KEY DATA: Confidence: +1.7 points/ Phil. Fed (NonMan.): -3.5 points/ Home Sales: +4%/ Home Prices (Over-Year): +6.3%
IN A NUTSHELL: “The economy seems to be settling into a solid but not spectacular growth pattern.”
WHAT IT MEANS: Consumers are upbeat, earnings are solid and the housing market is decent, so there is little to worry about, right? Yes, though the economy is hardly booming along. Households were more upbeat in April as the Conference Board’s Consumer Confidence Index ticked up after having declined in March. Both the Present Conditions and Expectations Indices improved a touch. Respondents thought jobs were still plentiful, though not as much as they had been. Still, they are confident that there will be more jobs in the future.
The Philadelphia Fed reported that non-manufacturing activity in the Mid-Atlantic region continued to expand solidly in April. That said, the pace of growth was down from March and the index level isn’t that high. There were some warning signs in the report. Hiring is slowing, costs are rising and prices are still going up. Pricing power is not great, but it looks like it is enough for firms to continue pushing through higher prices in the future.

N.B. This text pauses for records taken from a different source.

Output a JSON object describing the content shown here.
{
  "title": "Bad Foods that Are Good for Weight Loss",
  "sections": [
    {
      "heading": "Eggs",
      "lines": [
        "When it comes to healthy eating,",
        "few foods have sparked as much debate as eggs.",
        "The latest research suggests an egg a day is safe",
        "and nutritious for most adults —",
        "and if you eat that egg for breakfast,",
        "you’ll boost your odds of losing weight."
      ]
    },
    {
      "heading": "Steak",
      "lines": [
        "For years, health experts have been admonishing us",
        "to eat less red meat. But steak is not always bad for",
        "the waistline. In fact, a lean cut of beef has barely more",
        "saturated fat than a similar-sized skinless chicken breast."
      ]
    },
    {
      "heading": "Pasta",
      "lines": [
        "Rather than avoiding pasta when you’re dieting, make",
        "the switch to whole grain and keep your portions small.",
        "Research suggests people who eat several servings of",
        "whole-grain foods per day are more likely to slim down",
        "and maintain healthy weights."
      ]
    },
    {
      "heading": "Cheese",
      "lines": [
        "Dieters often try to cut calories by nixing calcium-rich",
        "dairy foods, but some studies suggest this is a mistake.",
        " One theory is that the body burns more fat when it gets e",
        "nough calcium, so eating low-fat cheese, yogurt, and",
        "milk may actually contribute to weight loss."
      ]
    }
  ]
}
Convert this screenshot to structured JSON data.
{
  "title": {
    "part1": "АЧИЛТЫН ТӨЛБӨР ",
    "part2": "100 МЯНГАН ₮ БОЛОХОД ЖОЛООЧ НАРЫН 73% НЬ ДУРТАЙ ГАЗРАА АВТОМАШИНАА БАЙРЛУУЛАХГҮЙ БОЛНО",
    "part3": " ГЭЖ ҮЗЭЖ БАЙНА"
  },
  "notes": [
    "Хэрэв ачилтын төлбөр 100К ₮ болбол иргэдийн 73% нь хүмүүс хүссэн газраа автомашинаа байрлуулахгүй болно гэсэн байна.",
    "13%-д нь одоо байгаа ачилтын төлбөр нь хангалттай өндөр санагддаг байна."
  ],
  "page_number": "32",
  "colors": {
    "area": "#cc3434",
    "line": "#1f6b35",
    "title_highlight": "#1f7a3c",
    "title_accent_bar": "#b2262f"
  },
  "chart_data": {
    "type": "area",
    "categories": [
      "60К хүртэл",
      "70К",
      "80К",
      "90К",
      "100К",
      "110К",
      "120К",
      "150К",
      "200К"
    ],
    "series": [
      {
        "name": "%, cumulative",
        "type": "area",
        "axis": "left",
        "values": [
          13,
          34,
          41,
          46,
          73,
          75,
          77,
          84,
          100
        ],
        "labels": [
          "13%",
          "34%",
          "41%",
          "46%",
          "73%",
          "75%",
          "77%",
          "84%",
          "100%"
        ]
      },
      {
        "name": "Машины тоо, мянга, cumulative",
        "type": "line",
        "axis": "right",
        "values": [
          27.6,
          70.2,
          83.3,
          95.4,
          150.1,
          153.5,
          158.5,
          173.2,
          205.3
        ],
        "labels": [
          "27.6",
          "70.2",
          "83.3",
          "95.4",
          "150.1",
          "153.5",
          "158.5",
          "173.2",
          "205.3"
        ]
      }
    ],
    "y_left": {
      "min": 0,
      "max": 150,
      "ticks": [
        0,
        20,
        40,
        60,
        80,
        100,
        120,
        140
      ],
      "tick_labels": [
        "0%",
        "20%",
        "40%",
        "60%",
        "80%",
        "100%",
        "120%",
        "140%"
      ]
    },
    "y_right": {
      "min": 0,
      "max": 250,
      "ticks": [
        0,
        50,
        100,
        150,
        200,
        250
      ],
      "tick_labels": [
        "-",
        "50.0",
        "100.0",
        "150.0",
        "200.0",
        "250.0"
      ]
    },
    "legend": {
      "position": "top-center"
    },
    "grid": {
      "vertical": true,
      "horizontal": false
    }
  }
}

New home sales continued on their upward trend in March despite a halving of sales in the Northeast. I guess people couldn’t make it to building sites in the snow. Sales boomed in the West and that made up for the drop in the Northeast and a moderate falloff in the Midwest. Despite solid sales in February and March, developers are still not going out and building like crazy. The supply of homes for supply is relatively low and that could constrain sales.
The S&P CoreLogic Case Shiller home price index rose solidly in February and the year-over-year gain showed that the price increases continue to accelerate. All of the twenty large cities in the survey posted gains of at least 0.5% over the month.
MARKETS AND FED POLICY IMPLICATIONS: The economy is moving forward, which should surprise no one. It was already in good shape and then Congress passed massive tax cuts and a huge spending bill, so there was little doubt we would have a good year. But no good economy goes unpunished and interest rates continue to rise. The 10-year Treasury note posted a 3-handle for a little while today and while that is still quite low, for many it is a bit of a shock. The rate has increased nearly three-quarters of a percentage point in the last six months and with inflation slowly accelerating and energy costs rising, there is little reason to think it will not continue to move upward. That said, 3% is hardly a high rate, historically speaking. But to the extent that the Fed will consider the fiscal stimulus, rising inflation and increasing rates as signs that the economy is getting a little hot, we should expect the FOMC to continue its rate-normalization process. As for investors, as long s there are strong earnings, the higher interest rates may not matter that much. The good but not great economic data, coupled with the higher rates, are warnings that earnings that are economy-driven, not tax cut-created, may be harder to come by in the future.